Il percorso europeo del KHG Kaposvári fin qui è stato netto: doppio 3-0 alle norvegesi dell’Oksyl Myre nei sedicesimi, poi due successi sulle ceche del PVK Olymp Praga (3-0 e 3-1) negli ottavi e un’altra doppia vittoria, con lo stesso punteggio, nei quarti contro le slovene del GEN-I Volley Nova Gorica.

Vallefoglia arriva alla semifinale dopo un cammino più articolato: eliminazione al Golden Set dell’AEK Atene nel primo turno, quindi il passaggio contro le ungheresi del Fatum Nyíregyháza e successivamente contro le spagnole dell’Emalsa Gran Canaria.

Nella formazione guidata dall’allenatore francese Vincent Lacombe, le palleggiatrici sono Fanni Bagyinka, Viktória Kálmar e Luca Kristóf; l’opposto titolare è la brasiliana Gabriela Da Silva, al suo fianco la giovane Luca Borhi. Le schiacciatrici sono tutte straniere: l’ucraina Marta Fedyk, l’altra brasiliana Roberta Rabelo, l’americana Alyvia Johnson e la serba Jovana Stekovic. Al centro Gréta Szerényi e Lili Horváth  palleggiano l’argentina Florencia Giorgi. I liberi sono Mimi Szerencsés e la brasiliana Daniela Terra.

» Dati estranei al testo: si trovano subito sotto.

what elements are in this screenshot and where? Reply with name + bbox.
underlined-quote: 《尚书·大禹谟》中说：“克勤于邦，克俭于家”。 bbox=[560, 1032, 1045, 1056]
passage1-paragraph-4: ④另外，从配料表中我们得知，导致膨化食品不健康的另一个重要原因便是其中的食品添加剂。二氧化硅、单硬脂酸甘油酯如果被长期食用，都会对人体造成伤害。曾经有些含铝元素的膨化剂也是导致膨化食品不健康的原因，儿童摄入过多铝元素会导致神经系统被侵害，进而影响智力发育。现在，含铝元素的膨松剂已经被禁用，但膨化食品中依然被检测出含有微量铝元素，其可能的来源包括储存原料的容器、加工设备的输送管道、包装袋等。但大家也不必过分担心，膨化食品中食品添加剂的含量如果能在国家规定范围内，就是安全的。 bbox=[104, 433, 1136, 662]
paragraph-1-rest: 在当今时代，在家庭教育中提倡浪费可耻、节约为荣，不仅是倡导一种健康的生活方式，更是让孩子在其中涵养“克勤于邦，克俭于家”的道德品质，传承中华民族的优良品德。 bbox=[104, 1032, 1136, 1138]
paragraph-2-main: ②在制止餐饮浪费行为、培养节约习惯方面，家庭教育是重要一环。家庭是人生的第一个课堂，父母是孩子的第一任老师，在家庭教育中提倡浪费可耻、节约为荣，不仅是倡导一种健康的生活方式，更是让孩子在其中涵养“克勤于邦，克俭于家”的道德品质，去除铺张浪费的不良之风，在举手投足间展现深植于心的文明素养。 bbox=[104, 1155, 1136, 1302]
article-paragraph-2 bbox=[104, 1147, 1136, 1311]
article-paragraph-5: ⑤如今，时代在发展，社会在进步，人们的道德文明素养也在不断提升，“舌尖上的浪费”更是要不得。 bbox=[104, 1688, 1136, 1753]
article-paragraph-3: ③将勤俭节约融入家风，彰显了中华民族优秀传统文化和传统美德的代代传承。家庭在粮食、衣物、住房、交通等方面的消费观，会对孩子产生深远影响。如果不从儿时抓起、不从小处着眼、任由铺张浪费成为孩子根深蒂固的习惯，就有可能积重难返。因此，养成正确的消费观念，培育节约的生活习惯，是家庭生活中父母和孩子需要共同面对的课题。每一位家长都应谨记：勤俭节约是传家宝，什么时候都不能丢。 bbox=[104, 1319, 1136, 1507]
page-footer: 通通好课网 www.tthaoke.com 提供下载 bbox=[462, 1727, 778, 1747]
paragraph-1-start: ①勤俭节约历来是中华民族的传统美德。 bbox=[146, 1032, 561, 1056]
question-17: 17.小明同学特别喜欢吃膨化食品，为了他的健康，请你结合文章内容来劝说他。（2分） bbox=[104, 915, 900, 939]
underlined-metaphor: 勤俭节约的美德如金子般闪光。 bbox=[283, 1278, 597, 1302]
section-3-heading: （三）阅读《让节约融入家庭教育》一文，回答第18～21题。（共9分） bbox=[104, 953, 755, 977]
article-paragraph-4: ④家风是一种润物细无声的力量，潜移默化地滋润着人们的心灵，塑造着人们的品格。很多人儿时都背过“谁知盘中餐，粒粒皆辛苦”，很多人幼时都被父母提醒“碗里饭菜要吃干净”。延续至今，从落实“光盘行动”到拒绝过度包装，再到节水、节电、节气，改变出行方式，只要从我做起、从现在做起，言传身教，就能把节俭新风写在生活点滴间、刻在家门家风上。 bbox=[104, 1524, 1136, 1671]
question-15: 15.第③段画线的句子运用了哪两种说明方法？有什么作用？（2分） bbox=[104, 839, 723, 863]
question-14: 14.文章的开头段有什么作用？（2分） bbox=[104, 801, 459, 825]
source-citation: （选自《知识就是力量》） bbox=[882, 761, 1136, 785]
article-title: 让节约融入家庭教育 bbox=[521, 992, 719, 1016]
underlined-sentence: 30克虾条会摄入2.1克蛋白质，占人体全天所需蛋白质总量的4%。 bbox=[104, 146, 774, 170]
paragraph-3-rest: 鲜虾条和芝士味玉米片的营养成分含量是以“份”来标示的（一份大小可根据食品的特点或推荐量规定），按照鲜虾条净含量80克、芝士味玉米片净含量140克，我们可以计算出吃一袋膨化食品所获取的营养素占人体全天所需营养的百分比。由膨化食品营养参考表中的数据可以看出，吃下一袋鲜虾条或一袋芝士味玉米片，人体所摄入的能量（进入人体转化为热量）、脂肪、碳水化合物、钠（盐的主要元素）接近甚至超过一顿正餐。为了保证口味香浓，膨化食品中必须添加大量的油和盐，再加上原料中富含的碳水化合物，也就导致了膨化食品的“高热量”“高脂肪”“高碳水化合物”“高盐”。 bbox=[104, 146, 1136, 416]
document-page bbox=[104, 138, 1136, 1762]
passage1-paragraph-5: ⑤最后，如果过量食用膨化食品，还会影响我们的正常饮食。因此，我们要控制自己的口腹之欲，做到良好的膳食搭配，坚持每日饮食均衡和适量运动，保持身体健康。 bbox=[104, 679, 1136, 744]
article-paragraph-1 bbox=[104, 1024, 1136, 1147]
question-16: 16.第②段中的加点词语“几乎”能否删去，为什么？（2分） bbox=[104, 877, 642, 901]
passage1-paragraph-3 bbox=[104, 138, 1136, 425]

 Così presenta le avversarie il vice allenatore Giacomo Passeri: “Sono una squadra con buone individualità, in particolare il centrale argentino Giorgi, che attacca tanto e per loro è molto importante, e la schiacciatrice Rabelo, cui nell’ultima partita sono stati serviti 46 palloni in soli tre set. Giocano spesso in ricezione a due togliendo Rabelo, e quindi dovremo essere pronti a colpire nelle zone in cui lei manca. Non hanno molti centimetri, ma lavorano bene sulla correlazione muro difesa. Difendono tanto, perciò dovremo essere bravi a fare le scelte giuste per metterli in difficoltà”.